Выбрать главу

— У нас почти пятьдесят минут, — спокойно заметила Софья Бардина, большелобая, с прямыми бровями, с тщательно уложенной прической.

Девушки вошли в квартиру и разбрелись по своим комнатам. Привели себя в порядок и отправились в ближайшую молочную «Гном» — в двух шагах от дома. Заняли два соседних мраморных столика, спросили себе кто молока с пирожками, кто сосисок с капустой, быстро поели и вышли на улицу. До редакции журнала «Вперед», вернее, до дома, где жил Петр Лаврович Лавров, редактор журнала, было ходу двадцать минут, и девушки пустились почти бегом по узким улочкам старого Цюриха среди мирно гуляющих горожан.

Слава богу, не опоздали. Редакцией называлась большая комната в квартире Лаврова, соседняя с его кабинетом. Здесь обычно работал его первый помощник Смирнов; стояло два стола, один у окна, другой под углом к нему, этажерка с журналами и газетами, книжный шкаф и стулья. В комнате набралось человек двадцать пять.

Вошел Лавров, едва фричи уселись все в ряд на длинной скамье. Он поклонился, как человек, хорошо знакомый с каждым из пришедших слушать его. Встречался с собравшимися уже не впервые.

Лаврову недавно исполнилось пятьдесят, и он выглядел человеком своего возраста. Густые усы закрывали всю верхнюю часть его рта, подбородок был чисто выбрит. Косой пробор на две неравные части делил его слегка волнистые волосы. Опущенные брови сообщали лицу выражение глубокой сосредоточенности. Огромный лоб был открыт. Широкий галстук под двубортным жилетом был повязан с изящной небрежностью и вместе с тем тщательно.

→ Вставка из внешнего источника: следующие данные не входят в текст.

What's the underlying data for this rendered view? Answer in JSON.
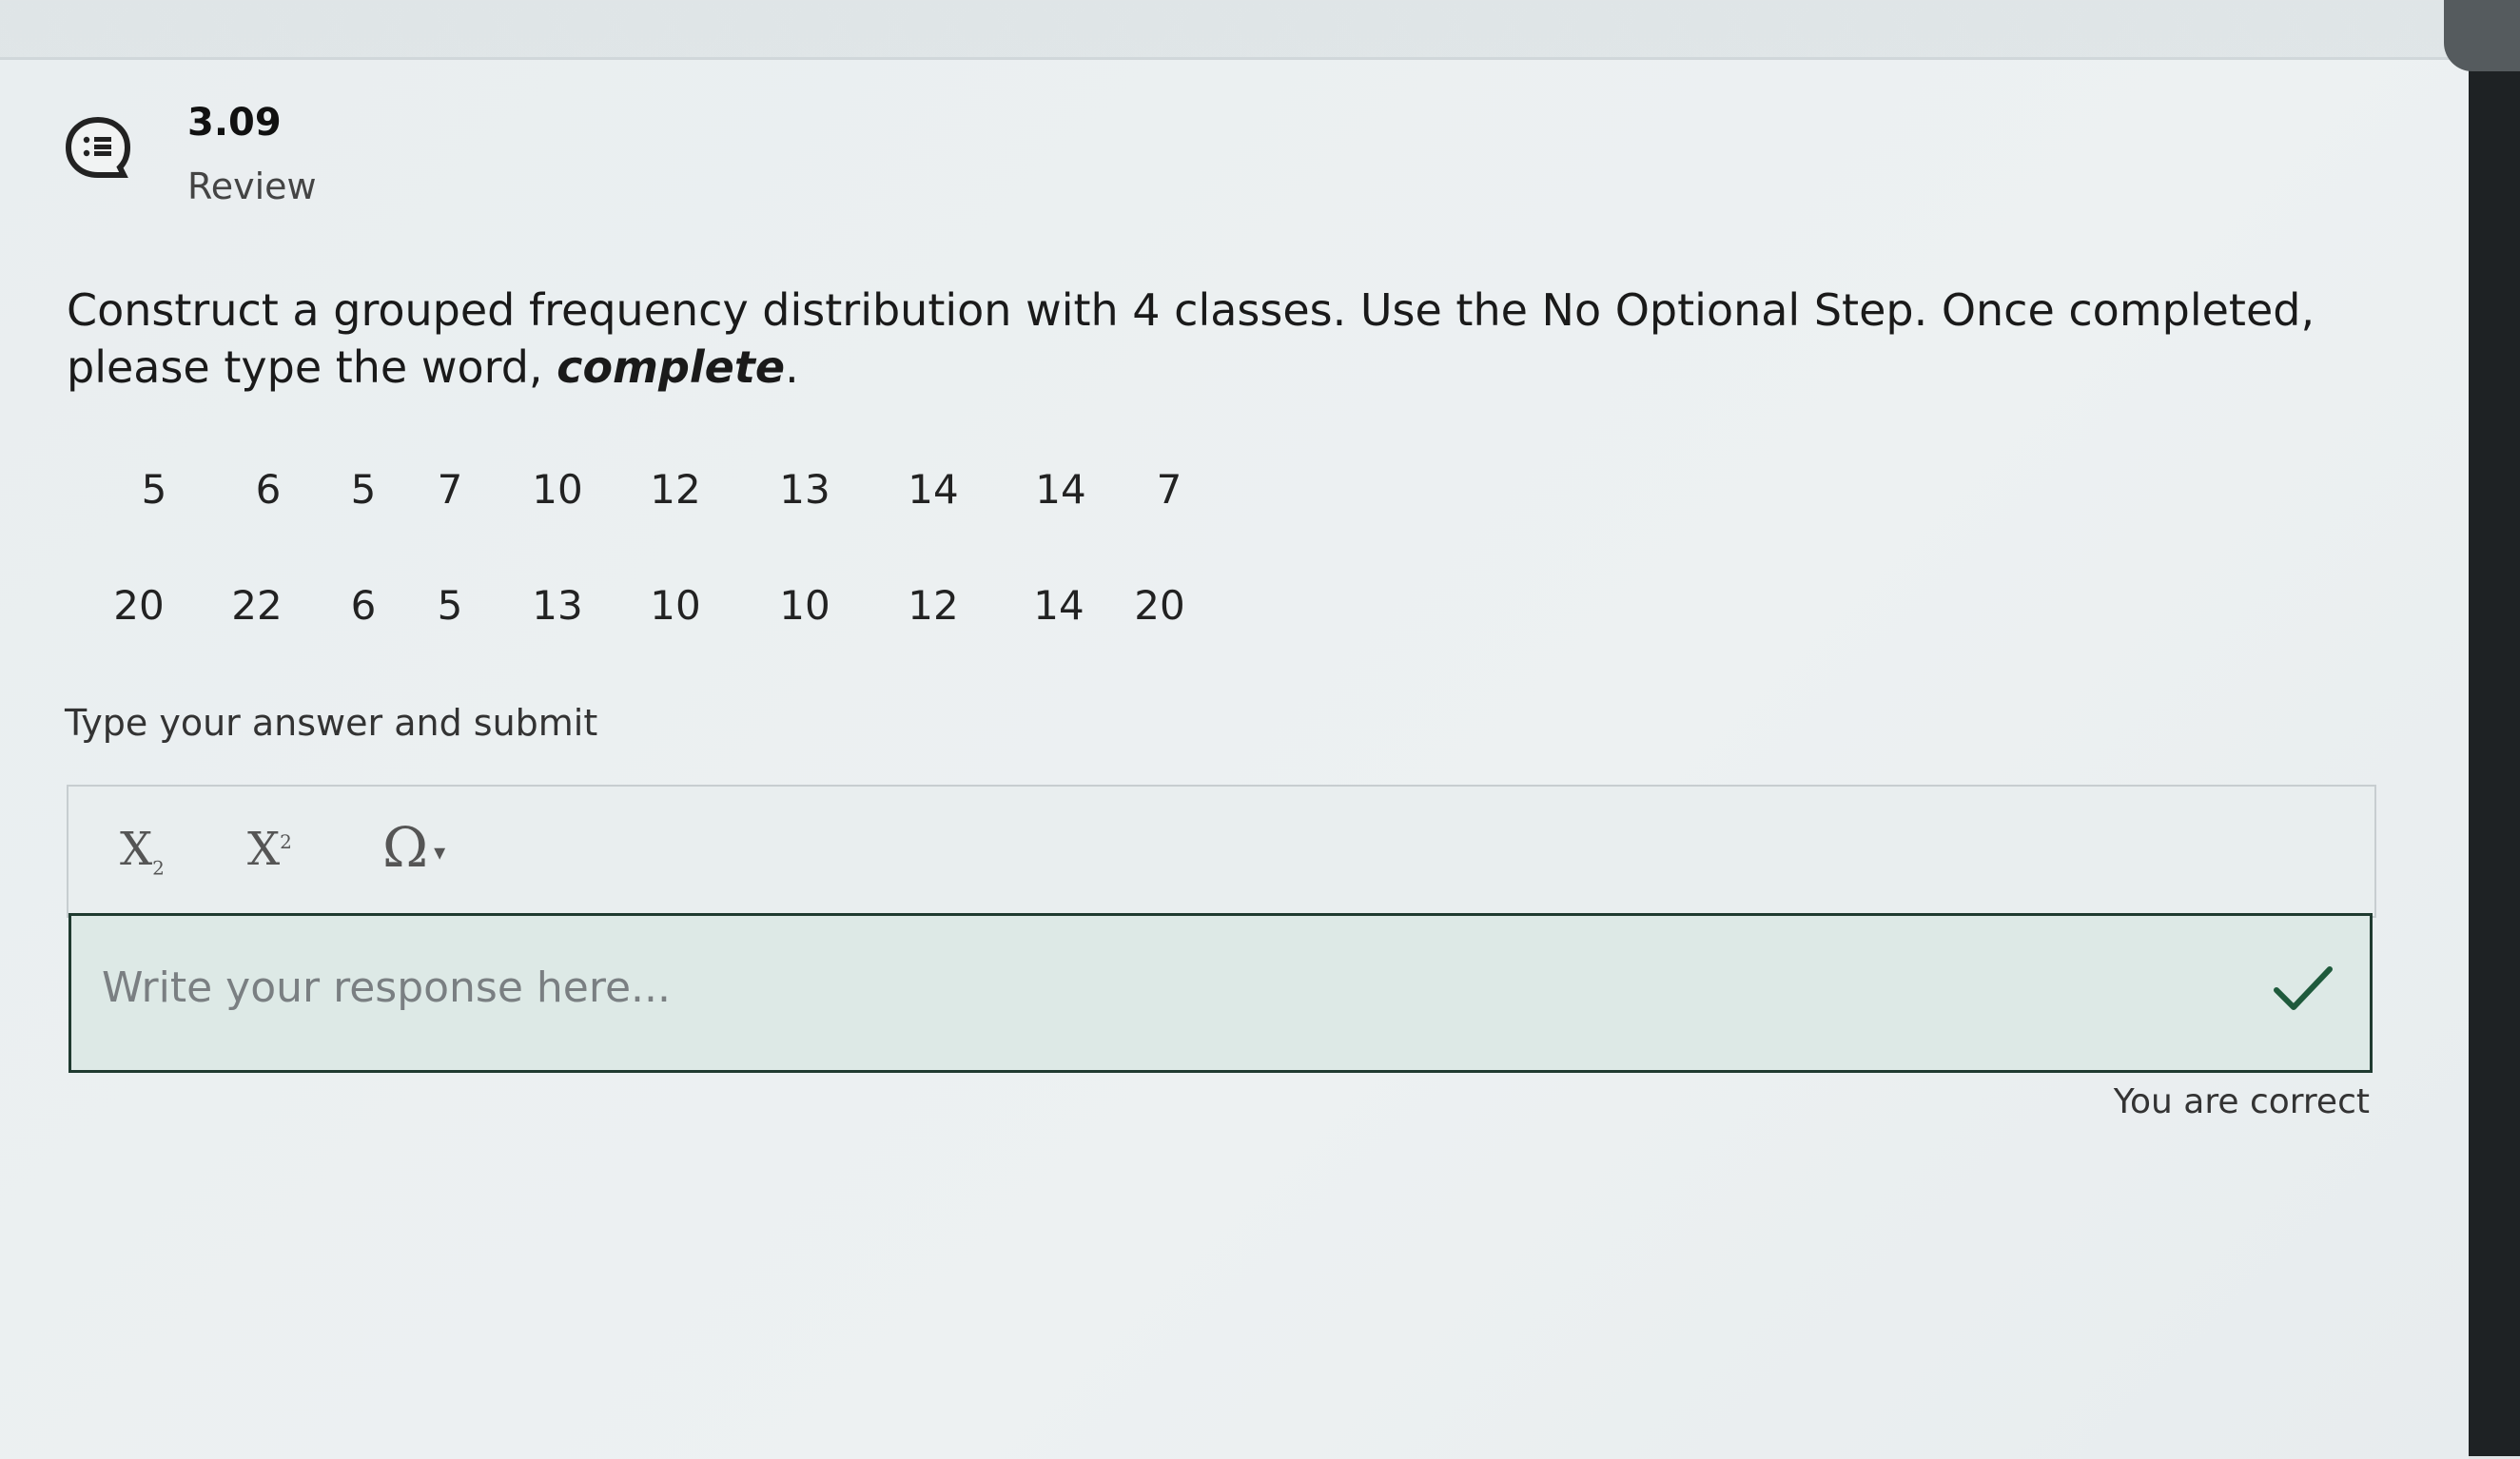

— Друзья, — сказал он, обратившись к публике. — Сегодня я испытываю некоторое смущение, потому что в прошлый раз вы просили меня поделиться с вами опытом моего личного участия в исторической Парижской Коммуне марта 1871 года. Смущение мое вызвано тем, что мне приходится говорить о себе самом, о моих работах. Это всегда ставит в неловкое положение говорящего. Но вам известно, что мне уже приходилось писать о роли критически мыслящей личности в истории общественного движения и в революции. Я уже рассказывал вам о том, что произошло в Париже в марте 1871 года, когда была провозглашена Коммуна. Я был, естественно, движим горячим сочувствием к Коммуне и поэтому счел необходимым обратиться к гражданам Франции от себя лично с письмом. Письмо это или обращение начиналось словами: «Граждане, я во Франции чужестранец, но я член Интернационала и полностью сочувствую социальному движению, представленному Парижской Коммуной».

Вы знаете, господа, что в феврале 1870 года я бежал из вологодской ссылки с помощью известного всем вам героического революционера Германа Лопатина. В начале марта того же года я прибыл в Париж. А в сентябре оказался свидетелем провозглашения Французской республики. Я видел, как революционная толпа срывала и топтала орлов империи, я был счастлив тем, что совершалось перед моими глазами во Франции, но мысли мои были обращены к нашей несчастной России, и во имя будущей революции в нашей стране я в меру своих сил и знаний отдался делу Коммуны.

Я познакомлю вас с текстом прокламации, начатой мною почти за два месяца до провозглашения Коммуны —15 января 1871 года. Написана она по-французски, но я переведу ее на русский язык, так как знаю, что не все здесь присутствующие хорошо им владеют. Прокламация частично введет вас в общий курс настроений, охвативших известную часть парижан в канун Коммуны.

Лавров не спеша извлек из внутреннего кармана пиджака сложенный вчетверо лист бумаги.

— Прокламация называется «За дело!». Я читаю ее: «За дело трудящихся! За дело, братья по Интернационалу! За дело! Ваше дело — это воцарение истины и справедливости. Ваше дело — это братство всех тружеников на земле. Ваше дело — это борьба до последнего против всех паразитов общества, против всех эксплуатирующих чужой труд…

Рабы боролись против господ, подчинявших их своей воле и награждавших лишь ударами. Подданные боролись против государей, против произвола и невежества, против безжалостных законов, объединяясь в кровопролитных восстаниях. Ученые боролись против отупляющей догматики религий, познавая постепенно вечные законы природы, ища понимания законов общественной жизни. Бедные боролись против богатых с дерзостью разбойников, с самоотверженностью нищих, с упорством батраков.

Настал день, когда над человечеством воссиял великий девиз французской республики «Свобода, равенство, братство». Это было много в условиях старого мира — мира рабства, иерархии, ненависти, но это была лишь заря царства истины и справедливости. Истинный смысл великого девиза французской республики оказалось возможным извратить. Его удалось использовать против трудящихся, как и всякие общие формулы, известные в истории.